The history of Coral Gables is further celebrated in another current exhibit devoted to the city’s only female mayor, Dorothy Thompson. It was Thompson’s historic vote which saved the Biltmore Hotel, the jewel in the crown of George Merrick’s beautiful city. The current exhibit explores the life and times of this fascinating woman and her significant role in preserving Merrick’s legacy.
Another way the museum is focused on the city’s history is the Link & Learn lecture series focused on the Mediterranean Architecture of Coral Gables.

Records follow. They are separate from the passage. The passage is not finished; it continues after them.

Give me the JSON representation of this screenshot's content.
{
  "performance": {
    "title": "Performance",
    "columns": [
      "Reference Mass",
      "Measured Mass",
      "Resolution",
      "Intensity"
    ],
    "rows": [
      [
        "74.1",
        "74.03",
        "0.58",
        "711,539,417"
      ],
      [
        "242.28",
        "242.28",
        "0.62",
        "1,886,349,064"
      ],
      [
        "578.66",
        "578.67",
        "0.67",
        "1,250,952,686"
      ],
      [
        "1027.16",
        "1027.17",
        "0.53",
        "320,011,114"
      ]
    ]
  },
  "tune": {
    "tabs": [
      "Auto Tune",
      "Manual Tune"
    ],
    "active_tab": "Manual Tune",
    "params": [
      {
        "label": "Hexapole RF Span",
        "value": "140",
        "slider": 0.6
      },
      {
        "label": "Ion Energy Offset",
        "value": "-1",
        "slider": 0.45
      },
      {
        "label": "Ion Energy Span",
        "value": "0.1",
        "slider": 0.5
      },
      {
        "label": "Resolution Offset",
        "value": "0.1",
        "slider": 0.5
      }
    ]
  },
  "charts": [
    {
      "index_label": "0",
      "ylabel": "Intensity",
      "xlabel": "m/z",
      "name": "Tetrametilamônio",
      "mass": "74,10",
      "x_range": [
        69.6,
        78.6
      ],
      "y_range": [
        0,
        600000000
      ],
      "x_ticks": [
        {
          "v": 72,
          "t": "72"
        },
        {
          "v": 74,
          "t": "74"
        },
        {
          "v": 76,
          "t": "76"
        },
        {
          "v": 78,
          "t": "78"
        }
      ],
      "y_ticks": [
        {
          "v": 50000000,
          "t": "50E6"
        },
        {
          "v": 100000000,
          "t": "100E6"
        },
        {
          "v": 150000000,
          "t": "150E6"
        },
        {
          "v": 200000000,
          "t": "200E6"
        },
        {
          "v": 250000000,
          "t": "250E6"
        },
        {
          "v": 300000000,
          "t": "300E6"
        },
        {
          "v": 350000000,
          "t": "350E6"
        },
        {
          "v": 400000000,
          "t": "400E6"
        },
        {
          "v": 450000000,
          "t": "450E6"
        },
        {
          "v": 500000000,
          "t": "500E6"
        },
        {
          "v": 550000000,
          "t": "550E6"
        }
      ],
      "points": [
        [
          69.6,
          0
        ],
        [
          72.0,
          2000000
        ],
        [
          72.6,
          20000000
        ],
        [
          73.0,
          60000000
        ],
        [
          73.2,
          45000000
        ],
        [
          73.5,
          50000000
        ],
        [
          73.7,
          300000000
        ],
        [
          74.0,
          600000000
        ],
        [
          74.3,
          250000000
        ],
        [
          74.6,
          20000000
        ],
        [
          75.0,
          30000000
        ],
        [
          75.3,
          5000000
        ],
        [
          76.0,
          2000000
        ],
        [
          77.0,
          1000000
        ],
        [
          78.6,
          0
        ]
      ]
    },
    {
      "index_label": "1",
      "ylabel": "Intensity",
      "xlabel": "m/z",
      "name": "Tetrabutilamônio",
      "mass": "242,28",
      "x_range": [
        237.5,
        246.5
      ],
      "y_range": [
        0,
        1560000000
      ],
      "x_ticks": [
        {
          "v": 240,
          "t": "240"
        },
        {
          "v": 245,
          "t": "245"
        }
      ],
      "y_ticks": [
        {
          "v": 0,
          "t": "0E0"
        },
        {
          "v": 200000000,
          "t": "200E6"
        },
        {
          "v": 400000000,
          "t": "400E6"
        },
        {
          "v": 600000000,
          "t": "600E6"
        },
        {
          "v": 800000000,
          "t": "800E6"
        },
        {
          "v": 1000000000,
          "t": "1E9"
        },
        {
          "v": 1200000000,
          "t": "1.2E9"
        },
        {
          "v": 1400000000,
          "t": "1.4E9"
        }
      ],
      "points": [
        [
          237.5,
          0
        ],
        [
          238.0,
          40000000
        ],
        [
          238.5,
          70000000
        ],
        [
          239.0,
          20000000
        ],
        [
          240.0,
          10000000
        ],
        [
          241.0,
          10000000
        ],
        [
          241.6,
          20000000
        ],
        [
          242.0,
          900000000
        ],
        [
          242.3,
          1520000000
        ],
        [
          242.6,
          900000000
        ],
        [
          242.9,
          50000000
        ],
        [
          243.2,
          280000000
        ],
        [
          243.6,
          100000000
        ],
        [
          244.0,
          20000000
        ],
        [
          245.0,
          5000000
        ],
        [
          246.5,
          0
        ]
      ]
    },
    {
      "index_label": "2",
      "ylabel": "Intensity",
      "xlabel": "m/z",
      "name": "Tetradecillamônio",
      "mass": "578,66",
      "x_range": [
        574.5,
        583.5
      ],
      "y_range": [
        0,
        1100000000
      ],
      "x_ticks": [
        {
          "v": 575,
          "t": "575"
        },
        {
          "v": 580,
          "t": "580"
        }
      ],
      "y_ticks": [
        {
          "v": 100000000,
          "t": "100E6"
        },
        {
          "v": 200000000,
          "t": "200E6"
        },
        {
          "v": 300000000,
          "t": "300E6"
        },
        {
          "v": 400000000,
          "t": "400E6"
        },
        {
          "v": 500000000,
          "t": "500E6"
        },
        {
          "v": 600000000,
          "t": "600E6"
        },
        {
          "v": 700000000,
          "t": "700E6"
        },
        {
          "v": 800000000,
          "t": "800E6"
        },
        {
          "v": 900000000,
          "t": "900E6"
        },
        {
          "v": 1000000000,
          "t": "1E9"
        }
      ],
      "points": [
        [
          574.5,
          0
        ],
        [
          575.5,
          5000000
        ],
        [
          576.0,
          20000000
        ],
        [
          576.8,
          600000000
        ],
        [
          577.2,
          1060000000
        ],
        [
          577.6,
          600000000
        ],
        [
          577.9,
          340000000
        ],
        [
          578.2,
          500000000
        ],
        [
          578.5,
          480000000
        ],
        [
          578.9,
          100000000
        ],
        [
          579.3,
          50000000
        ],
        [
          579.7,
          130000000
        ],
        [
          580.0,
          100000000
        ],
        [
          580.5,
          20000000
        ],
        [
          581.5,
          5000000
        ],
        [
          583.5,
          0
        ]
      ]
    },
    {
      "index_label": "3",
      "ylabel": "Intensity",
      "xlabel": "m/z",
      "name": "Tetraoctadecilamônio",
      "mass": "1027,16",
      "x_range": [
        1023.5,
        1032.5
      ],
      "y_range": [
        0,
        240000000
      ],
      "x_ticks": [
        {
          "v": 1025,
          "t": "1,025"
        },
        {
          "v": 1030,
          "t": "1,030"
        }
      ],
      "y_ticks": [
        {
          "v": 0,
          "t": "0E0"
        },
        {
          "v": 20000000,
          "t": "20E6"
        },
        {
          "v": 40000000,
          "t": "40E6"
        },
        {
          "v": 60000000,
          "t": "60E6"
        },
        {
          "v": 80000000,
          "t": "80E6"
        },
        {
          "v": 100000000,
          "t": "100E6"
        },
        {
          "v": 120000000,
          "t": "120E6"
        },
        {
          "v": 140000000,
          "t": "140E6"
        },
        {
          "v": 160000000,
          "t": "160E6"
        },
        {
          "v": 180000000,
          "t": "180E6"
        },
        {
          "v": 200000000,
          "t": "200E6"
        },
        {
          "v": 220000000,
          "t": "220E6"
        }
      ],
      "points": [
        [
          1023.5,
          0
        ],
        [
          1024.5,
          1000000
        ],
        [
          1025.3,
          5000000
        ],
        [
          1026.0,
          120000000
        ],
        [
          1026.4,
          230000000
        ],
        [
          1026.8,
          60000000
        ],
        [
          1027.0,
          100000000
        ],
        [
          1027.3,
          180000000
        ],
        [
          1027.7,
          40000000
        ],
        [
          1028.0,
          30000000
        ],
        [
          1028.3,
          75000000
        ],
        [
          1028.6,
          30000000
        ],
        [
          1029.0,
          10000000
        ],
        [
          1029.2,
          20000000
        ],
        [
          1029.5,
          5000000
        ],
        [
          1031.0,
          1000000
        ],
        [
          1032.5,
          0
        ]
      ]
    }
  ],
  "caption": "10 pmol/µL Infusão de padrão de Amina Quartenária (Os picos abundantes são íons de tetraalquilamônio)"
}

From October 2022 to May 2023, in collaboration with ICAA Florida Chapter and the UM School of Architecture, the museum is presenting six lectures by distinguished local architects concerning the architectural and cultural patrimony of George Merrick, Mediterranean Architecture, and the City Beautiful movement.
A completely different exhibit is also on display, focused on more recent history: a selection of photographs by TV anchor and photographer Raúl de Molina during his time as a photo reporter and paparazzo in 1980s Miami. Simultaneous to capturing what was happening in real life, from riots to police corruption and drug dealing, Molina also documented the activity behind the scenes of NBC’s popular crime drama series “Miami Vice.” The dialogue between the fictional and the real images show how, in some cases, real life imitates art as much as art imitates real life. Far from rejecting South Florida’s history, the Coral Gables Museum is celebrating it with three current exhibits, a permanent digital exhibit, and a lecture series. Our history is not something old and dusty but something vibrant, relevant, and constantly being renewed.